I have to point this out:
Last week, the DWP issued a press release for Universal Credit claimants that made me wonder if I was dreaming, still high, or even dead.
Instead of the usual vile, threatening and judgmental dross, this statement went somewhere new. The tone of the release was vaguely respectful and the content – this lightning surely won’t strike twice – a shade better than useless. Talk about novelty value. Who thought we’d see the day?
In this release, it appeared that the DWP was attempting to reassure Universal Credit’s million-plus new covid-era claimants that the department was working to make its famously useless and nine-tenths moribund Universal Credit claims process easier to use. People would no longer have to phone-queue for hours on the ironically-named Helpline to speak to a Universal Credit adviser. The DWP even said that it was putting on more staff to help people get their claims going and their benefit money paid. I’d put my last fiver on this proving to be the usual bollocks in reality – but who knew the department even had the words? The DWP actually used the phrase “you can rest assured” in this dispatch. There was no way that head honcho minister/front-of-house sociopath Therese Coffey had previous acquaintance with these words. She must have had help finding them.
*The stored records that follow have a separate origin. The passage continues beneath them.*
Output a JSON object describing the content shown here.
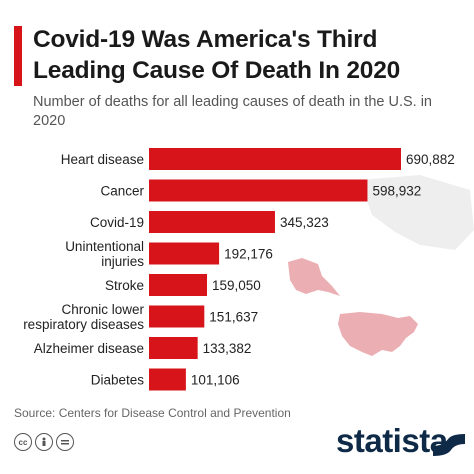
{
  "title": "Covid-19 Was America's Third Leading Cause Of Death In 2020",
  "subtitle": "Number of deaths for all leading causes of death in the U.S. in 2020",
  "source": "Source: Centers for Disease Control and Prevention",
  "brand": "statista",
  "colors": {
    "accent": "#d7141a",
    "bar": "#d7141a",
    "map": "#e8a0a4"
  },
  "icons": [
    "cc-icon",
    "attribution-icon",
    "no-derivatives-icon"
  ],
  "chart_data": {
    "type": "bar",
    "orientation": "horizontal",
    "categories": [
      [
        "Heart disease"
      ],
      [
        "Cancer"
      ],
      [
        "Covid-19"
      ],
      [
        "Unintentional",
        "injuries"
      ],
      [
        "Stroke"
      ],
      [
        "Chronic lower",
        "respiratory diseases"
      ],
      [
        "Alzheimer disease"
      ],
      [
        "Diabetes"
      ]
    ],
    "values": [
      690882,
      598932,
      345323,
      192176,
      159050,
      151637,
      133382,
      101106
    ],
    "value_labels": [
      "690,882",
      "598,932",
      "345,323",
      "192,176",
      "159,050",
      "151,637",
      "133,382",
      "101,106"
    ],
    "title": "Covid-19 Was America's Third Leading Cause Of Death In 2020",
    "xlabel": "",
    "ylabel": "",
    "xlim": [
      0,
      690882
    ],
    "grid": false,
    "legend": "none"
  }
}
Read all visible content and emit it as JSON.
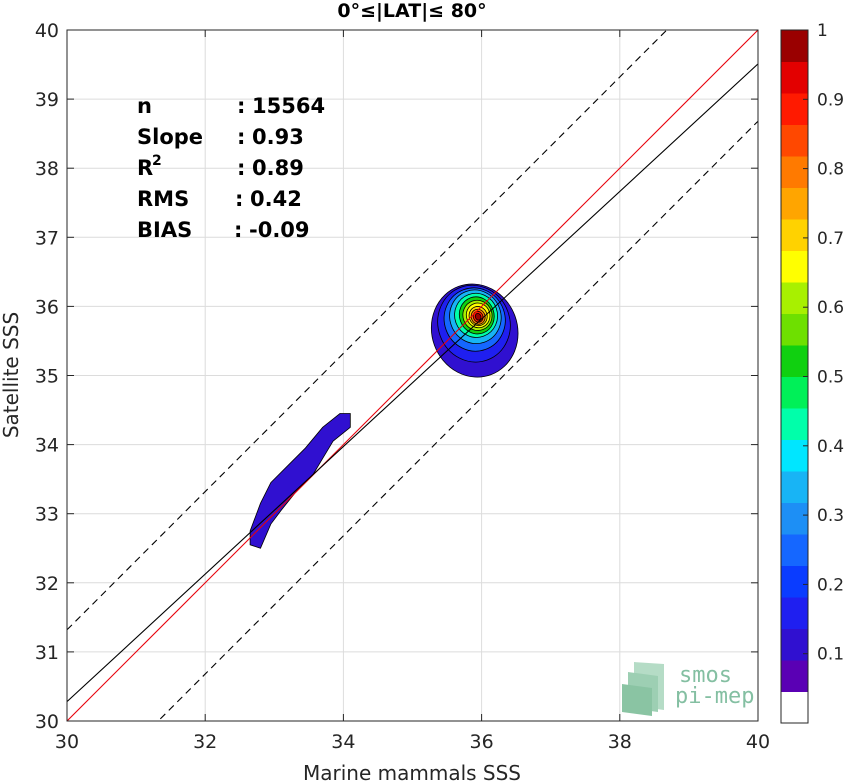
{
  "chart_data": {
    "type": "heatmap",
    "title": "0°≤|LAT|≤ 80°",
    "xlabel": "Marine mammals SSS",
    "ylabel": "Satellite SSS",
    "xlim": [
      30,
      40
    ],
    "ylim": [
      30,
      40
    ],
    "xticks": [
      "30",
      "32",
      "34",
      "36",
      "38",
      "40"
    ],
    "yticks": [
      "30",
      "31",
      "32",
      "33",
      "34",
      "35",
      "36",
      "37",
      "38",
      "39",
      "40"
    ],
    "grid": true,
    "stats": [
      {
        "label": "n",
        "sep": ":",
        "value": "15564"
      },
      {
        "label": "Slope",
        "sep": ":",
        "value": "0.93"
      },
      {
        "label": "R",
        "sup": "2",
        "sep": ":",
        "value": "0.89"
      },
      {
        "label": "RMS",
        "sep": ":",
        "value": "0.42"
      },
      {
        "label": "BIAS",
        "sep": ":",
        "value": "-0.09"
      }
    ],
    "lines": {
      "one_to_one": {
        "color": "#e8000b",
        "points": [
          [
            30,
            30
          ],
          [
            40,
            40
          ]
        ]
      },
      "regression": {
        "color": "#000000",
        "points": [
          [
            30,
            30.28
          ],
          [
            40,
            39.51
          ]
        ]
      },
      "upper_dashed": {
        "color": "#000000",
        "points": [
          [
            30,
            31.32
          ],
          [
            40,
            41.32
          ]
        ]
      },
      "lower_dashed": {
        "color": "#000000",
        "points": [
          [
            30,
            28.68
          ],
          [
            40,
            38.68
          ]
        ]
      }
    },
    "density_clusters": [
      {
        "center": [
          33.4,
          33.45
        ],
        "level": 0.1
      },
      {
        "center": [
          35.95,
          35.85
        ],
        "peak_level": 1.0
      }
    ],
    "colorbar": {
      "range": [
        0,
        1
      ],
      "ticks": [
        "0.1",
        "0.2",
        "0.3",
        "0.4",
        "0.5",
        "0.6",
        "0.7",
        "0.8",
        "0.9",
        "1"
      ],
      "colors": [
        "#ffffff",
        "#5a00b4",
        "#3010d0",
        "#1f1ff0",
        "#0a3cff",
        "#1567ff",
        "#1d8ff5",
        "#18b4f5",
        "#00e6ff",
        "#00ffaa",
        "#00f058",
        "#10d010",
        "#6ee000",
        "#a8f000",
        "#ffff00",
        "#ffd200",
        "#ffa500",
        "#ff7a00",
        "#ff4800",
        "#ff1a00",
        "#e30000",
        "#9a0000"
      ]
    }
  },
  "logo": {
    "line1": "smos",
    "line2": "pi-mep"
  }
}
It was the tone of this statement that really got me. I’ve been attending jobcentre meetings and benefit assessments with people in need for nigh on 10 years. I can confirm that before last week, “Fuck Off, Scrounger” was the DWP’s one and only message for sick, disabled or unemployed people. You do get slight variations on that theme, such as Computer Says No (a Universal Credit greatest hit), or We’ve Lost Your Sick Note/Don’t Believe You Had One, or We Didn’t Get Your Message About Your Hospital Appointment, So We’re Sanctioning You For A Month, or (my personal favourite) Tough Shit – There’s The Foodbank.
It’s been quite a decade, really. Such a time we’ve had. I’ve seen jobcentres close benefit claims for people with learning difficulties because they missed a couple of meetings when they were seriously ill (here’s a video from that event if you can stand it). I watched government close the all-important Independent Living Fund that disabled people who required 24-7 care relied on to live. I sat with people in jobcentres as advisers searched for – and found, as they do – weird excuses not to pay out Universal Credit housing costs and to leave people without rent. How I could go on. I really could go on, and on. I’ve seen little else for years.
Like many (ie everyone) in the field, I could hardly imagine the seismic event that might put the brakes on the DWP’s contempt for its clientele. It seemed pointless to set time aside to try. Still – get this. We’ve arrived. All we needed to force the DWP to realise that it was feeding real people through the grinder was a planet-wide killer virus and thousands of people – probably millions – dead, or thrown out of work. I own to some surprise that even these disasters have given the DWP pause and I wouldn’t bank on that pause lasting, but we take what we can where it falls.
Nobody would deny people who’ve just lost their jobs either money or half-decent treatment by public sector bureaucracies. A member of my own family is now out of work. I’m just trying to say that a lot of us have already seen people die, or crash into poverty while being driven mad by a torturous and unnavigable benefits system. That all went down because of the DWP, not the coronavirus. I wonder if the DWP is working up a press release for them.